Since Sprint lengths are “time boxed” (have rigidly-enforced durations), and unexpected problems can occur, it is often not possible to complete all work planned for a Sprint. For this reason, it is critically important that Story development be serialized as much as possible. This allows us to deliver, say, eight of ten planned Stories when only 80% of the expected work can be completed. In contrast, the parallel-Story strategy might produce no completed Stories at all in this case, and deliver zero value to customers.
The need to serialize Story development implies another important Scrum concept: Ranking. The set of Stories planned for a Sprint is called the Sprint Backlog, within which Stories are ranked (sequenced) for implementation. The Product Manager (say) is responsible for ranking the Stories, so that the most important ones are done first. (The Sprint Backlog is a subset of the larger Product Backlog, which contains all un-implemented requirements.)
The combination of short development cycles and ranking of requirements maximizes responsiveness to customer needs.
Providing Transparency
“Transparency” means that all steps, inputs, and outputs of the development process are visible-but to whom?
In the narrow sense, as typically described in books on Scrum, transparency applies to the internal membership of the team, the Scrum Master, and the Product Owner, as they need to know the status of the project every day.
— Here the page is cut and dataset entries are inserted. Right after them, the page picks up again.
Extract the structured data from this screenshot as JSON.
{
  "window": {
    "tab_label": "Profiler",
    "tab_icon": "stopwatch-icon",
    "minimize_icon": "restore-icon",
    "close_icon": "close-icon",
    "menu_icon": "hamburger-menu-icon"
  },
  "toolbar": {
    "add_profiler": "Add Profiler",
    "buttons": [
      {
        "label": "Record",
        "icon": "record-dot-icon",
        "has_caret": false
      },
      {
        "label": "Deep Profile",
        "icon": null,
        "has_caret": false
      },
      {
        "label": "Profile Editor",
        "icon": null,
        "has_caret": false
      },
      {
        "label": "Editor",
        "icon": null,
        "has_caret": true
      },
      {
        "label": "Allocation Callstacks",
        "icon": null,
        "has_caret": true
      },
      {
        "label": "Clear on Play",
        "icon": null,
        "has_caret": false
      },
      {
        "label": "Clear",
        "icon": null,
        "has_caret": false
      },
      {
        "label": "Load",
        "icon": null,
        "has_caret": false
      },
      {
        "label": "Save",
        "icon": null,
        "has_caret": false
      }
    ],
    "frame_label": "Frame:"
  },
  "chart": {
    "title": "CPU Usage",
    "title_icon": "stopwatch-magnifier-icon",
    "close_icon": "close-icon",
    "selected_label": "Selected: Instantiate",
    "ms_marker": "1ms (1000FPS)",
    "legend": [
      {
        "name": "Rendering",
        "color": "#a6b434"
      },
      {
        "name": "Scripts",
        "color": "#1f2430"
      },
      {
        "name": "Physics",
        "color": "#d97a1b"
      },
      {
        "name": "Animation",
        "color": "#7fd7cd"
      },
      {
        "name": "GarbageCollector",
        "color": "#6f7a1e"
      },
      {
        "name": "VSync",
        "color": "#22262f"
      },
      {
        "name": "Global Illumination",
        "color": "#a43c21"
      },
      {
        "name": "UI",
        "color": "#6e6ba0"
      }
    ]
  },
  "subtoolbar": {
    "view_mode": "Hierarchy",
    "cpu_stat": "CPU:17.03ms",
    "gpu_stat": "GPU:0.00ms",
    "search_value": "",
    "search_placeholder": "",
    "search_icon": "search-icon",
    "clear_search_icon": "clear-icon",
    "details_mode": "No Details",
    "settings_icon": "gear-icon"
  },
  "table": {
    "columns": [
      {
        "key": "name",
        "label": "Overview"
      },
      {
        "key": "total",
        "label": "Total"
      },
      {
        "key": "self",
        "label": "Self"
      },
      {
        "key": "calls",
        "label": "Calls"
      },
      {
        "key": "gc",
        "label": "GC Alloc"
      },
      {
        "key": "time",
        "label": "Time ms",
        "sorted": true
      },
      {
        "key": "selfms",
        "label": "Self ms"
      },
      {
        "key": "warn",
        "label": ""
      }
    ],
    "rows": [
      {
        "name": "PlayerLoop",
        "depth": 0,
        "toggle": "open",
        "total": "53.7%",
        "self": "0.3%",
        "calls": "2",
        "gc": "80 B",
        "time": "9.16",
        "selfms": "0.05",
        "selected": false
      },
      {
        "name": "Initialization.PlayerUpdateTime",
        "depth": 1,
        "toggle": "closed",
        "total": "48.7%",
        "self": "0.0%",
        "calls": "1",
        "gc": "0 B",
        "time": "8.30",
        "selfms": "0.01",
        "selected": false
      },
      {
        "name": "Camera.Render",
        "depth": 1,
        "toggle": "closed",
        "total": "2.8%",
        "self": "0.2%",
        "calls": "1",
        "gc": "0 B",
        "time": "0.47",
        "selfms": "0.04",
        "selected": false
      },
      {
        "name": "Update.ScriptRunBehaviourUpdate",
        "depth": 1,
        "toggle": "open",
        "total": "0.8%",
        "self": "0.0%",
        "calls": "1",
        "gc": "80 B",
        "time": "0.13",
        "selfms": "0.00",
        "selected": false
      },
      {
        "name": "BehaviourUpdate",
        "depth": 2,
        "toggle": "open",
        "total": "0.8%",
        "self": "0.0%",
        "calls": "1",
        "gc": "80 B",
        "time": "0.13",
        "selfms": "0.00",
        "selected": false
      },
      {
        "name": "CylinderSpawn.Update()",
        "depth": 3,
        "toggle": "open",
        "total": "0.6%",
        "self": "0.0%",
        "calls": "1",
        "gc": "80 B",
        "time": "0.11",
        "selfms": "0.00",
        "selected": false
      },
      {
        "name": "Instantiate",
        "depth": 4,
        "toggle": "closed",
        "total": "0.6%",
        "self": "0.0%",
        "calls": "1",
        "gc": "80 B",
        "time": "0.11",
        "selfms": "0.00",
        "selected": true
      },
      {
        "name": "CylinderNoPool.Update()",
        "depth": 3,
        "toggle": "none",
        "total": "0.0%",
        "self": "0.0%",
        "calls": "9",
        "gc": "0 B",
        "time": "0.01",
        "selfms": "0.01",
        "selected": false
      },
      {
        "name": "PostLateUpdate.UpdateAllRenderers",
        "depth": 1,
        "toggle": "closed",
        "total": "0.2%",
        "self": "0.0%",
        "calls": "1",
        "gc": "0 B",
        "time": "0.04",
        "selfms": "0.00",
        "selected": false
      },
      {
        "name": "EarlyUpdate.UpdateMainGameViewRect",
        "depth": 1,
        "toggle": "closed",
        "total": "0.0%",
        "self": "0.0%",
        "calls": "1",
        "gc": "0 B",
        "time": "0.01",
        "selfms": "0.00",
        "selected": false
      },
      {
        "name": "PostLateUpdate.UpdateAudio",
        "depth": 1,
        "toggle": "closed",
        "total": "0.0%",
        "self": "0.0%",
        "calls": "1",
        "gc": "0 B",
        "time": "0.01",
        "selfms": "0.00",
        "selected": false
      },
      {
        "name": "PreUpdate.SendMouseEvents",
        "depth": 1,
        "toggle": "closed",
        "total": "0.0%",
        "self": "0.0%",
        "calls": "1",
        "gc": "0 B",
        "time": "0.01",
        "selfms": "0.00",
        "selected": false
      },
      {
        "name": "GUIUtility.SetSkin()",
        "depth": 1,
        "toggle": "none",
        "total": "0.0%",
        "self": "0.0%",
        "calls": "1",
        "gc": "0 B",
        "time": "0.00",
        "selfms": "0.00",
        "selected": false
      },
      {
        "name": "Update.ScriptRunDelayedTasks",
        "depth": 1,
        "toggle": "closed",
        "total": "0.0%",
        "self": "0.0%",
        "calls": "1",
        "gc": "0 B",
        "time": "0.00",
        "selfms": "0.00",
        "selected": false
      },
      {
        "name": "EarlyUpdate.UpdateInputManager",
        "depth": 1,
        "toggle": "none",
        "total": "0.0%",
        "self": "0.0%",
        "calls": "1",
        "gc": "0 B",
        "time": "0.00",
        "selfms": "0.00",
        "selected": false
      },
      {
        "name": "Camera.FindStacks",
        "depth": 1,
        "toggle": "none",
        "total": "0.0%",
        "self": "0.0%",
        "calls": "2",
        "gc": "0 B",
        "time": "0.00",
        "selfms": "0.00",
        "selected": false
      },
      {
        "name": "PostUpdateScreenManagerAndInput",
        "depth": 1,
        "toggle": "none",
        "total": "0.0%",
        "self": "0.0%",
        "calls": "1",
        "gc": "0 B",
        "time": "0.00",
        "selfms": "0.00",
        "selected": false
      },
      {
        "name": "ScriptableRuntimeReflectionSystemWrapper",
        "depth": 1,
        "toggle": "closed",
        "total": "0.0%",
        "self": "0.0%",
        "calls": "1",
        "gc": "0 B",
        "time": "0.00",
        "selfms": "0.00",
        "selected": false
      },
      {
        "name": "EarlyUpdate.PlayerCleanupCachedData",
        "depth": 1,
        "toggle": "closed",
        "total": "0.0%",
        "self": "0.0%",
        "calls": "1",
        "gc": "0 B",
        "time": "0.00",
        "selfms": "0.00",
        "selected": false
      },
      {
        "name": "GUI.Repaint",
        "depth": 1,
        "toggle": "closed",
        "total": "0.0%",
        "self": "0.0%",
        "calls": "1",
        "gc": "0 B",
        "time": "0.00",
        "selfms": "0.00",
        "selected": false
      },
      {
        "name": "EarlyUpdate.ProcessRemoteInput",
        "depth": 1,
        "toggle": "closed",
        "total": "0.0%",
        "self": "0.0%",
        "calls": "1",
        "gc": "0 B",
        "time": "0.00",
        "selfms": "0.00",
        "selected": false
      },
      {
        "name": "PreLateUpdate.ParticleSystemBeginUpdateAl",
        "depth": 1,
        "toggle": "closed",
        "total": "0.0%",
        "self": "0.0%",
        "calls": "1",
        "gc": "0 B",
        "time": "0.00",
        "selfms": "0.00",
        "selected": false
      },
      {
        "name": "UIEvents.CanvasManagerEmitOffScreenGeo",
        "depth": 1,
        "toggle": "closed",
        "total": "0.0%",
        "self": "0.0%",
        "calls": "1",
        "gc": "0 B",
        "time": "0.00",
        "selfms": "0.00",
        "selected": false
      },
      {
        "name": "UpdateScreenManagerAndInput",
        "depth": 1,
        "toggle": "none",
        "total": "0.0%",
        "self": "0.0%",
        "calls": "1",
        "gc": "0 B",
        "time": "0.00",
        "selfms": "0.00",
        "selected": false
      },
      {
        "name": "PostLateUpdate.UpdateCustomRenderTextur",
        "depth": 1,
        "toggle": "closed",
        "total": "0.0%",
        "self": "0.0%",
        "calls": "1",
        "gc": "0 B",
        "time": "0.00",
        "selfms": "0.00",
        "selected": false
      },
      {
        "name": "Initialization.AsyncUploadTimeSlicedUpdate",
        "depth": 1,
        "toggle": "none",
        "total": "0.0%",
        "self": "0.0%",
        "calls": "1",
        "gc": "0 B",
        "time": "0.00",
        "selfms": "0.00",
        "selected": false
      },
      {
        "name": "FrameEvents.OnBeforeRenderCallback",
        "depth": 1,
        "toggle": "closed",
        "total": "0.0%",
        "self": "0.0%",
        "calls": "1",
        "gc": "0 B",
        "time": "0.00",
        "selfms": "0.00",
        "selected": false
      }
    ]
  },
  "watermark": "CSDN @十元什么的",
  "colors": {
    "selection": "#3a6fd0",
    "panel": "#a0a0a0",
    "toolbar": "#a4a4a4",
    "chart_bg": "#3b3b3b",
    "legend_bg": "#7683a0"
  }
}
In this case, and for co-located teams, transparency may be provided by posting index cards or sticky notes with the current Story and task status, along with the current burndown chart, in a public location. The Scrum framework essentially guarantees this level of transparency.
(A “burndown chart” is a bar or line chart showing, each day, the amount of this Sprint’s planned work that remains to be done. The ideal progress is indicated by a diagonal line, trending down to zero on the last day, against which the actual state is compared.)
Transparency in the wider sense means that every stakeholder who has a need for project status information has immediate access it. “Status information” includes not only the status of the current Sprint, but the content of past Sprints or Releases, and the Product Backlog. The Scrum framework does not provide a standard practice to meet this need, but it provides excellent an excellent foundation for meeting it.
Transparency for stakeholders and distributed teams can be achieved via agile project-management applications (e.g., Rally or ScrumWorks), to which all team members and stakeholders are given access. These applications store all requirements and task definitions, track work status, and provide sophisticated reports. They enable distributed teams to collaborate, and allow stakeholders to query for the information they need, without adding a burden on the team or Scrum Master.
Conclusion
Scrum is designed to optimize team satisfaction and productivity, product quality, responsiveness to customers, and transparency for stakeholders. The key practices that enable these benefits include de-emphasizing work on non-deliverable items, implementing and finishing each Story in a Sprint Backlog in rank order, working in short Sprints of 2-4 weeks, and making past, present, and future project information available to all stakeholders.